エレファントのベビーパウダー山崎のレビュー・感想・評価

エレファント(2003年製作の映画)
3.5
かき集めた素人のリアルさ(棒読み)込みで地獄の惨劇を見せていくガス・ヴァン・サント。フィクションだからこそ、身体に染み付いた本物の匂いを大切にしている作家。死は演技だとしても、そこに至るまでの「日常」の生々しさ。銃撃戦というか虐殺だが、はじめに一発「パン」と人を撃ち抜いてから、その撃ち殺す少年を映し続けているのが良い。そこで全体を見せてしまうと意味が生まれ、アクションになってしまう。殺される悲鳴のみ。これでいこう。なにもない空っぽな映画の恐ろしさ。
たしか、今は亡き渋谷の映画館で公開時に見たのが最初。あのころヴァン・サントは渋谷の単館上映御用達の作家だった。その渋谷のノスタルジア含めて今でも噛みしめればしっかりと味がする映画。
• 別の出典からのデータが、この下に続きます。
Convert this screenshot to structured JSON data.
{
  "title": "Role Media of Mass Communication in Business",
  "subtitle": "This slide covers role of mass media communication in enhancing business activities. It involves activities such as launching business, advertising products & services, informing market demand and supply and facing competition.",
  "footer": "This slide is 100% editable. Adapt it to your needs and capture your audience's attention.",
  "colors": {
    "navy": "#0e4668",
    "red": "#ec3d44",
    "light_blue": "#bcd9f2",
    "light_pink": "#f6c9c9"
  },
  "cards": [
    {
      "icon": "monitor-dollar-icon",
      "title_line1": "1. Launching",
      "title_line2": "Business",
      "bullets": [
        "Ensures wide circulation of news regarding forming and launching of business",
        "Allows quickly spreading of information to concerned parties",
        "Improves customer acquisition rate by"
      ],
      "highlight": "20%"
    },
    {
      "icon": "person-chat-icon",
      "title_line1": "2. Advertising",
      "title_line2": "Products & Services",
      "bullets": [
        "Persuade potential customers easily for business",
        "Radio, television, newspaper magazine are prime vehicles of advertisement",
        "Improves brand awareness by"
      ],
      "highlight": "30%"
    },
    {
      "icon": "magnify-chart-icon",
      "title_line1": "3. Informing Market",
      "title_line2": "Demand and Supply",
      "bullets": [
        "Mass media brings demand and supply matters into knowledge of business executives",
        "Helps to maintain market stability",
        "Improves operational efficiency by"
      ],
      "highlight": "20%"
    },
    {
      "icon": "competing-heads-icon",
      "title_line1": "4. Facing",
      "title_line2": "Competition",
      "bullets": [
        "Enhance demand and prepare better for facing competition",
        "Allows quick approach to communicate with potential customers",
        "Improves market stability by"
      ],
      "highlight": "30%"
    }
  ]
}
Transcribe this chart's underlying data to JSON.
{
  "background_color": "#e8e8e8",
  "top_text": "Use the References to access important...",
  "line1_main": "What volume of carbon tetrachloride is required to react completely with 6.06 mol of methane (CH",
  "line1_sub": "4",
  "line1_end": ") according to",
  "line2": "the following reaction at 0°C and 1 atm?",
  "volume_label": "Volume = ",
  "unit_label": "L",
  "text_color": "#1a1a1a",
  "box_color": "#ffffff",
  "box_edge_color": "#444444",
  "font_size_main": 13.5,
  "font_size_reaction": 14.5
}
アラン・クラークやハネケをパクるなら、これぐらい自分のものにして図太く表現するべきという教えがある。描きたい題材(原作)と同性愛と元ネタ(パクリ元)、この三本柱を組み合わせてオリジナルの「アメリカ映画」を創り出すヴァン・サント。錬金術師みたいなものだが、これはこれで確かな才能。映画の構成が『71フラグメンツ』に似ている映画として本作と橋本忍シナリオの『七つの弾丸』、この三本立てオールナイト上映を希望。